AP-60 Public Housing 91.220(h)


Introduction

Actions planned during the next year to address the needs to public housing

The Columbia Housing Authority is an autonomous agency, designated by Internal Revenue Service as a 509(a) tax-exempt public charity.  Its mission is to meet the emerging affordable housing needs of low to moderate-income individuals and families in Columbia and Richland County while promoting self-reliance and improving their quality of life. 

  The City of Columbia will continue to partner with Columbia Housing Authority to provide safe, affordable housing.  The City supports Columbia Housing Authority’s plan for homeownership education and counseling and the use of Section 8 vouchers for homeownership.  Columbia Housing Authority plans to increase homeownership with 25 new homebuyer families.  The City also supports the Housing Authority’s use of Continuum of Care Supportive Housing Program funds for 25 units of permanent supportive housing for homeless persons.

The City of Columbia supports Columbia Housing Authority’s plan to increase resident participation in the Resident’s Executive Council by 50% and increase the number of employed residents by 10%.

In May 2016, CHA is opened its waiting list for two housing programs and accepted applications:

1. The Public Housing Program for Elderly Housing public housing apartments only for the Marion Street Highrise (1930 Marion Street) and the Oak-Read Highrise (2211 Read Street).
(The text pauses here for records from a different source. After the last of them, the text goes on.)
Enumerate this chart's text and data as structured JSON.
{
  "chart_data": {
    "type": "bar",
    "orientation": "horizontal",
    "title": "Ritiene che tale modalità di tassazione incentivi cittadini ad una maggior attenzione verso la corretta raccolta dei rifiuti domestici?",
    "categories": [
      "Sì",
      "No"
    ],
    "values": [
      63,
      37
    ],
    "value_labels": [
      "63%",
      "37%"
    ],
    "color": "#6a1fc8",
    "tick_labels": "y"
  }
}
Applicant for must be 62 years old or older. All persons in the household must be over 62. Income requirements: less than $35,950.

2. The Project Based Housing Choice Voucher Program (PBV).
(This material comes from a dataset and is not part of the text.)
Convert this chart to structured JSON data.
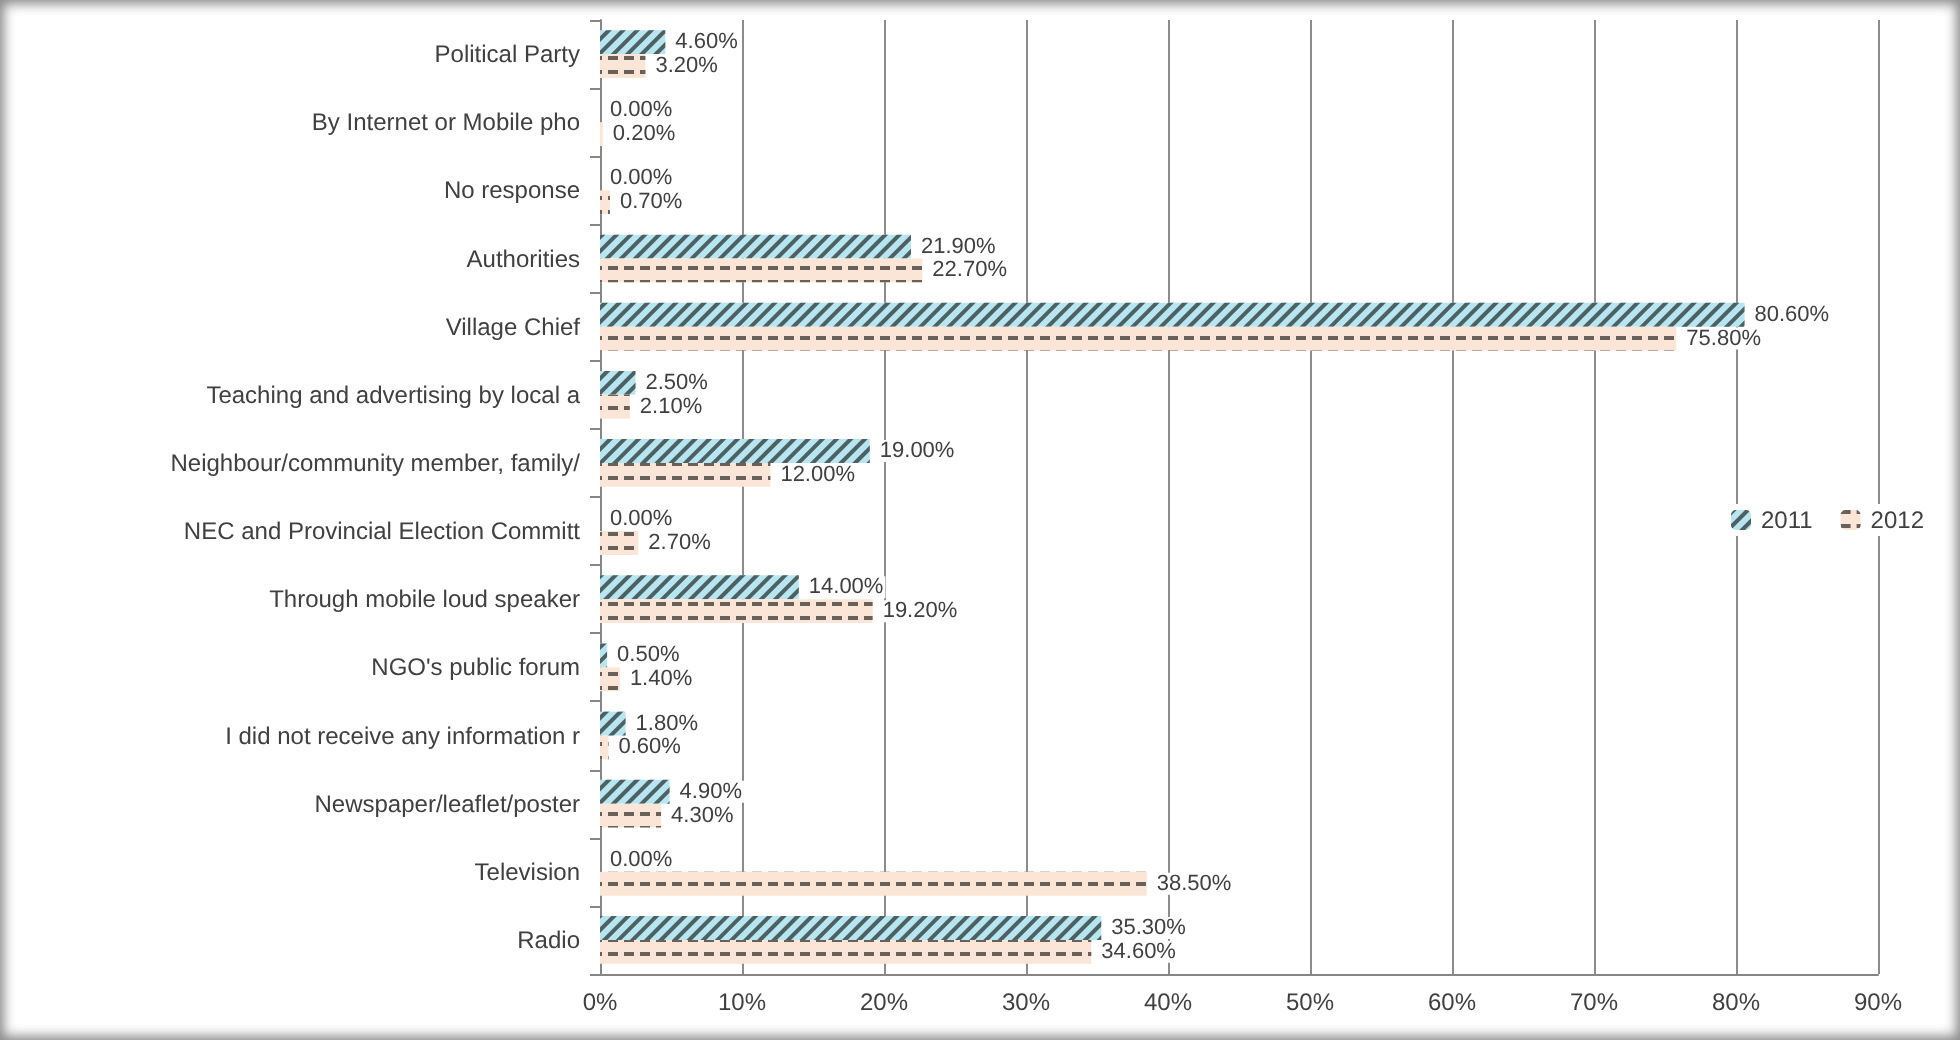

  • Village at Rivers Edge (McQueen St., opening May, 2016) 2 and 3 bedroom units

  • Gable Oaks (901 Colleton St., opening summer, 2016) 1, 2, and 3 bedroom units

  • c. Lorick Place (West Ave., opening 2017) 2 and 3 bedroom units

For this PBV Program, the Voucher is connected to the apartment and not used at any other location.
Actions to encourage public housing residents to become more involved in management and participate in homeownership

The City of Columbia is recommending funding ($53,500) to CHA for its “Learning to Build Houses” Program for FY 2016-17. This program will allow youth from Richland School District One to learn construction skills necessary for them to become employable as skilled construction labor. In addition, the City has made a financial commitment for the demolition of Gonzales Gardens utilizing approximately $1 million in Neighborhood Investment Program (NIP) funding.



If the PHA is designated as troubled, describe the manner in which financial assistance will be provided or other assistance

Discussion

CHA is a High-Performing Housing Authority (Score 92 out of 100). It is ranked third in the nation for best public housing practices.